Denic Dyo, diretor geral da fábrica de laticínios da cidade de Telekisky (no Cazaquistão), disse que nunca viu um aumento nos custos semelhante ao que suas operações encontraram em 2022. Ele estimou, por exemplo, que os preços das embalagens aumentaram surpreendentes 135% desde janeiro.

Essa alta de preços é uma das consequências da invasão da Ucrânia pela Rússia. Ao longo dos anos, os laticínios do Cazaquistão contaram com a importação de embalagens de seu vizinho do norte. No entanto, sanções impostas pelos países ocidentais contra a economia russa desencadearam um êxodo em massa de empresas europeias de embalagens do país, deixando não apenas o mercado doméstico, mas também o mercado cazaque em falta.

Cazaquistão

Como todos os países da Ásia Central, o Cazaquistão aplica a regulamentação de preços no mercado doméstico de lácteos, a fim de controlar a inflação de alimentos. Em troca, as fábricas de laticínios pedem ao governo que aprove subsídios estatais aos produtos lácteos.

“Estamos pedindo esses subsídios há 3 anos. Se o governo restringe nossos preços, deve nos ajudar”, disse Dyo.

Os custos de produção aumentaram em geral, embora o aumento tenha sido moderado este ano em outros campos. Desde o início do ano, o Cazaquistão registrou um aumento de 20% nos preços da eletricidade e de 22% nos preços do leite cru. O governo do Cazaquistão subsidia a produção de leite cru para encorajar os fazendeiros a continuar as operações. Ainda assim, as empresas de laticínios reclamam que também precisam de ajuda estatal.

“O setor de laticínios do Cazaquistão, que ainda não se recuperou das consequências da pandemia e da crise econômica global, enfrenta um futuro cada vez mais sombrio e incerto”, disse Vladimir Kozhevnikov, diretor do sindicato de laticínios do Cazaquistão.

Uzbequistão

O Uzbequistão – a segunda maior economia da Ásia Central – enfrenta desafios semelhantes. Em outubro, o país foi atingido por uma escassez de leite embalado, segundo a agência de notícias estatal russa Ria Novosti. O problema levou alguns varejistas a limitar as vendas de produtos lácteos a 2-3 pacotes por cliente.

Sacos de um litro (barriga mole), que são os produtos lácteos mais populares entre os clientes uzbeques, quase desapareceram das prateleiras. Até certo ponto, o problema pode estar associado a uma queda na produção nas fazendas de leite uzbeques.
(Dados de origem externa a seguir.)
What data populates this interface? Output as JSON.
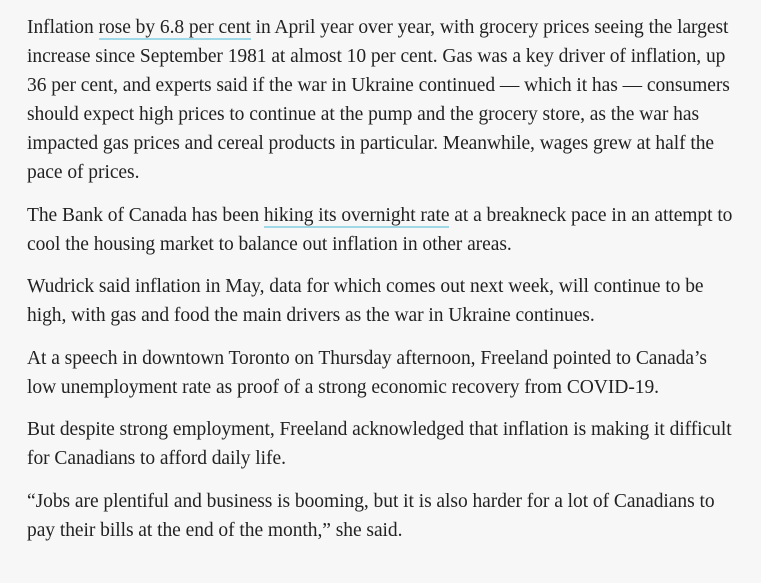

No entanto, a principal razão para a escassez são as interrupções no fornecimento de material de embalagem da Rússia.

“Os produtores de lácteos costumavam comprar embalagens da filial russa da Tetra Pack, mas desde que esta empresa saiu da Rússia, o fornecimento das entregas foi interrompido”, disse uma fonte do setor de varejo local à Ria Novosti.

Atualmente, todos os países da Ásia Central estão trabalhando em novas rotas logísticas para obter embalagens diretamente na Europa e na China. No entanto, estabelecer novos laços comerciais leva tempo.

“Agora, a logística mudou; os suprimentos de embalagens da Tetra Pak passam por novos canais, inclusive da Europa, o que aumenta tanto o tempo de entrega quanto seu custo”, disse outra fonte à publicação estatal russa.

Dados estatísticos não confiáveis

Alguns analistas expressaram que, em países da Ásia Central, as estatísticas oficiais muitas vezes não correspondem à realidade.

Em novembro, o Dairy Intelligence Agency (think tank com sede em Moscou) informou que a autossuficiência do Cazaquistão em leite cru estava perto de 25%, em vez dos 70% estimados por agências governamentais. Os analistas descreveram a estimativa oficial como “ficção” destinada a tranquilizar o mercado e a população de que o Cazaquistão tinha um alto nível de autossuficiência em leite.

Acredita-se que esse problema seja típico em toda a região da CEI* em diferentes graus. Está associado a exageros na cadeia de suprimentos, comumente conhecidos como 'pripiski' na Rússia, que remonta aos tempos soviéticos.

Naquela época, as metas estabelecidas para os gestores estaduais eram muitas vezes irrealistas e eles usavam as formas 'pripiski' para evitar a responsabilidade de não cumprir o plano estadual. Numa fase posterior da existência da União Soviética, o ‘pripiski’ criou uma situação paradoxal em vários setores da economia. Na década de 1980, a União Soviética foi atingida por uma escassez de bens de consumo, resultando em prateleiras vazias de mantimentos. Ao mesmo tempo, os dados estatísticos mostraram que a União Soviética tinha bens de consumo suficientes.

Há sinais de que, não apenas no Cazaquistão, os números de produção declarados diferem da situação real. No primeiro semestre de 2022, o Uzbequistão processou 5,14 milhões de toneladas de leite, quase tanto quanto no mesmo período do ano anterior. No entanto, os laticínios reclamaram da escassez de leite cru.

Déficit de leite cru

Usmonbek Sharipov – diretor comercial da Tillo Domor, uma empresa privada de laticínios com sede na região de Khorezm (Uzbequistão) – disse à Rádio Ozodlik que a oferta de leite diminuiu significativamente na região nos últimos 3 meses.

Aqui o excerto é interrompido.